I imagine that you get some overhead if you call up some large datasets, but
that's why I can call a limited size collection from the DB - it's rarew to
need the entire recordset of data.

It's quite the opposite approach to really optimizing your queries for
lighting-quick response times from the db, but the advantage is OOP and
maintenance.  Even so, I think it could be optimized to be quite fast by
using SPs (which I do).  You can also extend this with your own methods of
grabbing data from the database that would be much faster (such as passing
in a list of ids to grab, or indicating that you'd like only a list of ids
from the db) that would keep your performance at the levels you'd like to
maintain.  But I agree with you, this is probably not the thing to use if
speed is all that matters to you.

- Matt Small

-----Original Message-----
From: Kevin Graeme [mailto:[EMAIL PROTECTED] 
Sent: Wednesday, May 18, 2005 2:02 PM
To: CF-Community
Subject: Re: ASP.net 2.0

Thanks for the writeup.

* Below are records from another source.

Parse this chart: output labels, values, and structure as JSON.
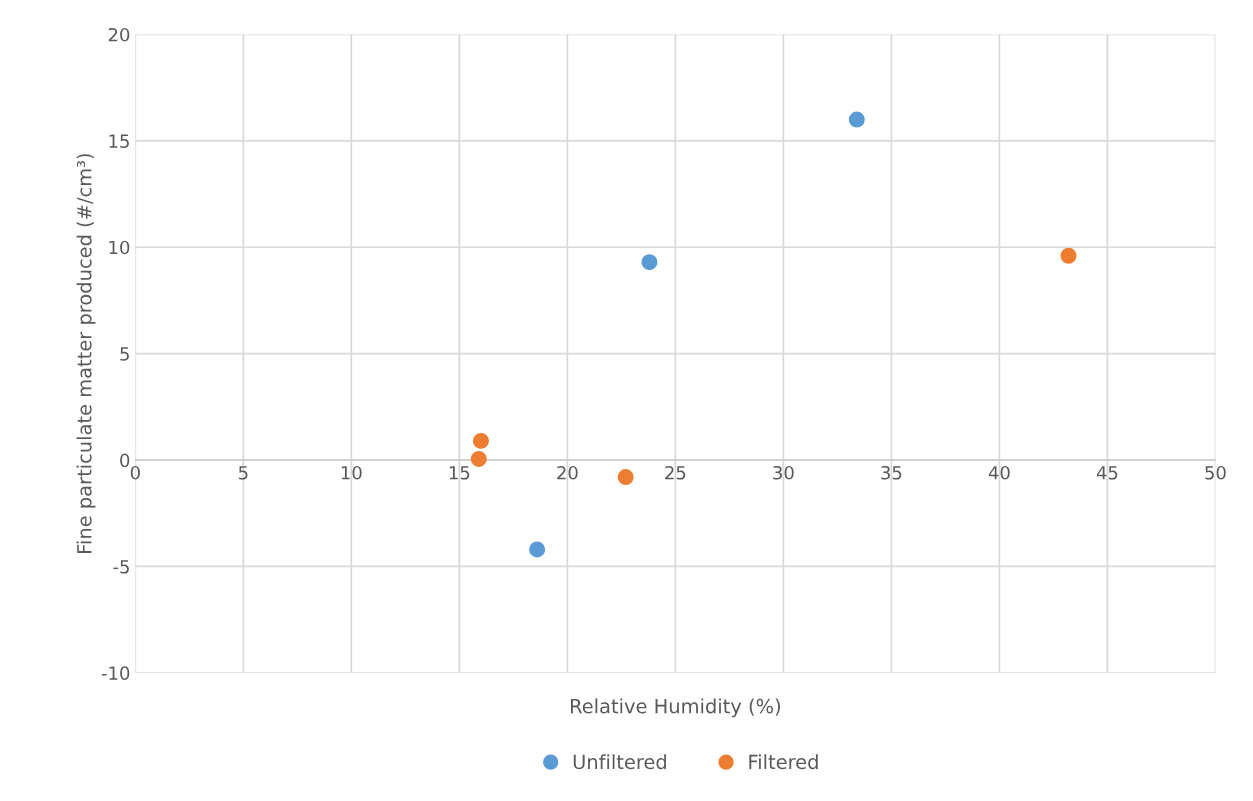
{
  "chart_data": {
    "type": "scatter",
    "xlabel": "Relative Humidity (%)",
    "ylabel": "Fine particulate matter produced (#/cm³)",
    "xlim": [
      0,
      50
    ],
    "xticks": [
      0,
      5,
      10,
      15,
      20,
      25,
      30,
      35,
      40,
      45,
      50
    ],
    "ylim": [
      -10,
      20
    ],
    "yticks": [
      -10,
      -5,
      0,
      5,
      10,
      15,
      20
    ],
    "grid": true,
    "legend": "bottom",
    "marker": "circle",
    "series": [
      {
        "name": "Unfiltered",
        "color": "#5b9bd5",
        "x": [
          18.6,
          23.8,
          33.4
        ],
        "values": [
          -4.2,
          9.3,
          16.0
        ]
      },
      {
        "name": "Filtered",
        "color": "#ed7d31",
        "x": [
          16.0,
          15.9,
          22.7,
          43.2
        ],
        "values": [
          0.9,
          0.05,
          -0.8,
          9.6
        ]
      }
    ]
  }
}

That's close to what my understanding of it
was. We heavily leverage SQL with complex queries to get Oracle to do
the heavy massaging of the specific data requests. That appears to be
the opposite approach to using a DAO.

Doesn't it get pretty memory heavy and slow to process large
recordsets? I know that we (Deanna) has spent a lot of time optimizing
queries to get processing times down. And we've got hundreds of
subsites all running on the one server.